Inflation hits 9.1% as the Bank of England’s chief economist warns it is the ‘biggest poison for the economy’ and Britain must prepare for more rate hikes
The chief economist of the Bank of England has told Britain to be ready for more interest rate hikes, amid a warning that inflation is the ‘biggest poison for the economy’.
Official data published today showed inflation at a 40-year high of 9.1 percent.
Hu Pill, who took over from Andy Haldane last year, said raising rates over the next few months would be necessary as the bank tries to contain large-scale inflation.
Inflation threat: Bank of England chief economist Who Pill took over from Andy Haldane last year
Pill cautioned against raising rates to boost the pound, arguing it could ‘distract’ the bank from its ultimate objective of containing the cost of living crisis.
It came a day after Katherine Mann, an aide to the bank’s rate-setting Monetary Policy Committee (MPC), argued that officials should try to boost sterling.
He said the weakness in the currency is driving up inflation by making the cost of imports more expensive.
But Pill said he was “worried” about getting caught up in the idea that the bank could use a “very blunt tool” of monetary policy to do a lot of things.
Speaking at an event organized by the Institute of Chartered Accountants (ICAEW) in England and Wales, he said: ‘It can distract us from the work we are given to do, and ultimately mean that we achieve. They are very less effective in doing that.
‘Monetary policy is not a panacea, monetary policy is not a tool that allows you to achieve a lot of different things in the short term – stabilizing the exchange rate, moderate growth in employment or activity.’
His remarks came as Deutsche Bank owner Christian Sewing urged central banks and governments to tackle the steep rise in the cost of living.
“I would say inflation is the one thing that really worries me the most,” he told CNBC. ‘We need to fight inflation because in the end, inflation is the biggest poison for the economy which needs to be fought and hence, my focus is on that in particular.’
Deutsche’s Wall Street rival Goldman Sachs also issued a gloomy outlook, saying it now sees a 30 percent chance of the US heading into recession next year.
This was well above its previous forecast of 15 percent, and comes after the US Federal Reserve last week launched its biggest rate hike since 1994.
A slowdown in the world’s largest economy would spell trouble for countries like Britain, as export demand would fall and Britain’s lucrative financial sector could lose trade.
Central banks have been forced to tighten interest rates, as it generally brings down prices by encouraging households and businesses to save rather than spend.

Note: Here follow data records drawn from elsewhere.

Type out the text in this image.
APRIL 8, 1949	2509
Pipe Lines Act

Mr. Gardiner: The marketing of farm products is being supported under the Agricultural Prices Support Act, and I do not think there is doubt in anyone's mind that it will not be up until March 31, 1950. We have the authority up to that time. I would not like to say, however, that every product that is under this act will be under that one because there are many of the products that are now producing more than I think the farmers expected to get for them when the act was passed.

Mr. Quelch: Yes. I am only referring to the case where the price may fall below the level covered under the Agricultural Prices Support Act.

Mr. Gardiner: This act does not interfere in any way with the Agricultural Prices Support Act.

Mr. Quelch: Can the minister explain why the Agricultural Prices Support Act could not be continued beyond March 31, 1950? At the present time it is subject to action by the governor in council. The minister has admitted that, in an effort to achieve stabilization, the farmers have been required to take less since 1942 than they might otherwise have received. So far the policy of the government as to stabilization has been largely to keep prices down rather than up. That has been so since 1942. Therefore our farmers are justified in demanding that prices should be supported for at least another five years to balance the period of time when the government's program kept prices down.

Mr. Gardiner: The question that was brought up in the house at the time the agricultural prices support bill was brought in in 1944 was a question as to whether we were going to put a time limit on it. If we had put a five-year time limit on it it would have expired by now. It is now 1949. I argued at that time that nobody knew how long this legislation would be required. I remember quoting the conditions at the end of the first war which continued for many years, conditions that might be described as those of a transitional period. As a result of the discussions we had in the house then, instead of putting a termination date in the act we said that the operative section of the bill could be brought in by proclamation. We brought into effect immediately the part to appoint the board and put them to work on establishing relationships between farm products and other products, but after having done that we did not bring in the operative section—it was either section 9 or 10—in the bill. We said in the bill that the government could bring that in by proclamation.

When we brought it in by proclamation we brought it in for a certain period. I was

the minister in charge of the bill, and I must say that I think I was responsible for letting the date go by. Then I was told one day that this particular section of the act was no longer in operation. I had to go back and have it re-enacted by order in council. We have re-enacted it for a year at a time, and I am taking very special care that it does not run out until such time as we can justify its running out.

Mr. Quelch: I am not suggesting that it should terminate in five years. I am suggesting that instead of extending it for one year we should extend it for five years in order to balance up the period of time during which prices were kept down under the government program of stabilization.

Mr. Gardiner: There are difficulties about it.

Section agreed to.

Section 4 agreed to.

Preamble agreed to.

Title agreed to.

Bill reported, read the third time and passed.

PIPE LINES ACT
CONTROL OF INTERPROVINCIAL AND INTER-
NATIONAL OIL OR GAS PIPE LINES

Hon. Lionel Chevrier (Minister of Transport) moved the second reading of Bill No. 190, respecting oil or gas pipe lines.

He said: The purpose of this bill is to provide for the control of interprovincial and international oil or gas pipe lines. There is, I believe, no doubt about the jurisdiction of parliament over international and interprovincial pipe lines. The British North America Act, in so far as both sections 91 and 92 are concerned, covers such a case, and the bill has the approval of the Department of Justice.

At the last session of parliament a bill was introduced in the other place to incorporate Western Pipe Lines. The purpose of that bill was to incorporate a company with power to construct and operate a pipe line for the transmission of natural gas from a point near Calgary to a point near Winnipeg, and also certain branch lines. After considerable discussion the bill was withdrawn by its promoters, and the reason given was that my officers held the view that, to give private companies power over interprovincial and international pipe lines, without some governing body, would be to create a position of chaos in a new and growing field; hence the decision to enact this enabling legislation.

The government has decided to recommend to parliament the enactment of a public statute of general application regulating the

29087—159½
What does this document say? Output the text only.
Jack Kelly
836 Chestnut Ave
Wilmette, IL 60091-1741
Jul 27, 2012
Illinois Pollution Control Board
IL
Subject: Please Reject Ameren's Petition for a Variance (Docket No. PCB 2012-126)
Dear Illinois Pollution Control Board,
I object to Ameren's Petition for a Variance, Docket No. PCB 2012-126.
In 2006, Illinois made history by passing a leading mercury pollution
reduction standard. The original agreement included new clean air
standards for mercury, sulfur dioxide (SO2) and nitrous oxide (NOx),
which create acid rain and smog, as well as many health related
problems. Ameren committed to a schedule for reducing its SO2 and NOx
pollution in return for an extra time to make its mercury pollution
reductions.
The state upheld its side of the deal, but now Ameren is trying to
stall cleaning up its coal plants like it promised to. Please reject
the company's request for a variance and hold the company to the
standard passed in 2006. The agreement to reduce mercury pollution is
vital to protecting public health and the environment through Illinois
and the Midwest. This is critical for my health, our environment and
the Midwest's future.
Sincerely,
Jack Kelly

But it also carries the risk of reversing economic growth.
After speaking at the ICAEW event, Pill was asked by accountants across the country whether further rate hikes were the right move.
Some are concerned that the bank will be doing little to mitigate the inflation crisis, due to factors such as rising oil prices and supply-chain chaos that are beyond the control of policy-makers.
But Pill said the bank must act to prevent inflation from being ’embedded’, meaning it would need to hike rates to prevent employees from demanding higher wages as prices rocket.